Empathy is essential for any society. Former President Barack Obama often spoke of the need for empathy. In his Audacity of Hope, he wrote “a sense of empathy is at the heart of my moral code.” But his application of empathy was highly selective, and always led to public policy programs that supported liberal causes — including his expansive abortion rights policies. Obama paid no attention at all to those who disagreed with him on the sacredness of unborn life and the pain of an unborn child who is subjected to a brutal late-term abortion. Likewise, President Biden claims to feel the pain of those with gender dysphoria but ignores the pain of high-school female athletes who are losing out on college scholarships because he has opened women’s sports to biological males who are stronger and faster than the girls they are competing against. And, at the border, Biden is turning a blind eye to the allegations of sexual abuse and neglect of minor children who are incarcerated in Biden’s migrant detention facilities in San Antonio.

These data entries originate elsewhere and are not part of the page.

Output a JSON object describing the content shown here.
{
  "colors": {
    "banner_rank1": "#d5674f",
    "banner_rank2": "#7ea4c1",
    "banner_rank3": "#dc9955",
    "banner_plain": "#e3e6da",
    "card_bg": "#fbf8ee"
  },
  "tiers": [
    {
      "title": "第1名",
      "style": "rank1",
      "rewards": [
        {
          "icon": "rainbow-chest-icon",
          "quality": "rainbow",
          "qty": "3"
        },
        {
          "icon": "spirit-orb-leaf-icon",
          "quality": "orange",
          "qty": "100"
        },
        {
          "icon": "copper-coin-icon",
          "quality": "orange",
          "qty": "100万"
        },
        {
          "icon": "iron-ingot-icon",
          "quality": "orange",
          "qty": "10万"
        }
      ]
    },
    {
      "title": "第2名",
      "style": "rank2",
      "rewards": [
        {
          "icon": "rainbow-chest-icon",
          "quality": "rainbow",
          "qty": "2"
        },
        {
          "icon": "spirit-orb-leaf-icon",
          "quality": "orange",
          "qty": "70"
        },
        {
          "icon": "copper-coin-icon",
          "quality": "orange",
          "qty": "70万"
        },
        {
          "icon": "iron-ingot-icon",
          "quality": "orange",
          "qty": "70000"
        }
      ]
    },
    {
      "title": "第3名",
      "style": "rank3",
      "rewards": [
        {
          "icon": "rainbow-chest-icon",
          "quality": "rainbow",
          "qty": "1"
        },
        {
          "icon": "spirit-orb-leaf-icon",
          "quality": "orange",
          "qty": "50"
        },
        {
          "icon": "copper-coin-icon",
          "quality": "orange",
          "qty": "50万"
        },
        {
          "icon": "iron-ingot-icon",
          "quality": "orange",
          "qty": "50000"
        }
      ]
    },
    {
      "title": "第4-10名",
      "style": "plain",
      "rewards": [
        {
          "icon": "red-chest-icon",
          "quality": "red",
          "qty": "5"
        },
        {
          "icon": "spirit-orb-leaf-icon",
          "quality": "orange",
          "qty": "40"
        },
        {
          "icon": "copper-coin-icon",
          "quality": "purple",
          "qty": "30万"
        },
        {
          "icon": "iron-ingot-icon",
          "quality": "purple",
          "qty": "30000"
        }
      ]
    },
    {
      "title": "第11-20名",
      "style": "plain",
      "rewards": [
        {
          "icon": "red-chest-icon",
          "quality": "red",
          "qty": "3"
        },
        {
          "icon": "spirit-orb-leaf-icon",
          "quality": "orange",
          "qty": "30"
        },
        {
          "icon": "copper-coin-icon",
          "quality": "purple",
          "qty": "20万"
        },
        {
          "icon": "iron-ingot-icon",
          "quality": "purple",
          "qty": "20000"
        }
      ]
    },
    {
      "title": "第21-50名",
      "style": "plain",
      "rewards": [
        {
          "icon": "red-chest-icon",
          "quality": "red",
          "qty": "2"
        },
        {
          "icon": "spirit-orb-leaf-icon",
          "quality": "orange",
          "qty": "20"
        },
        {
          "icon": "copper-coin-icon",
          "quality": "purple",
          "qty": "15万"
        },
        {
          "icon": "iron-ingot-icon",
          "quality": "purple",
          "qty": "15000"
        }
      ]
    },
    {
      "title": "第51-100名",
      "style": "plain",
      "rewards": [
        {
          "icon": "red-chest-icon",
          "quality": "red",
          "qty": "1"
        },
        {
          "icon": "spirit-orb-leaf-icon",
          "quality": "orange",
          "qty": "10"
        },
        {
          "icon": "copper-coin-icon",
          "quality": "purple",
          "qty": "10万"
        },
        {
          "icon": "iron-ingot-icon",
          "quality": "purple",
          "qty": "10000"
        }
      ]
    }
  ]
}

It is true that empathy is learned from others, and when political leaders appear to have none, it trickles down to others. “I think we all have empathy,” the late African American poet laureate Maya Angelou once suggested, but “we may not have enough courage to display it.”
It would take courage to truly feel the pain of those the Biden administration has invited into the country and then abandoned. It would take courage to truly feel the pain of the unborn child who is being torn apart in a late-term abortion. It would have taken courage for those doormen in New York City to have gone out and confront the attacker of the elderly Asian woman. It would have taken courage to minister to the Pakistani man dying on the pavement in Washington, D.C., while the perpetrators had their wounds attended to instead.
It is possible that, rather than an empathy deficit, what we are truly experiencing is a deficit of courage.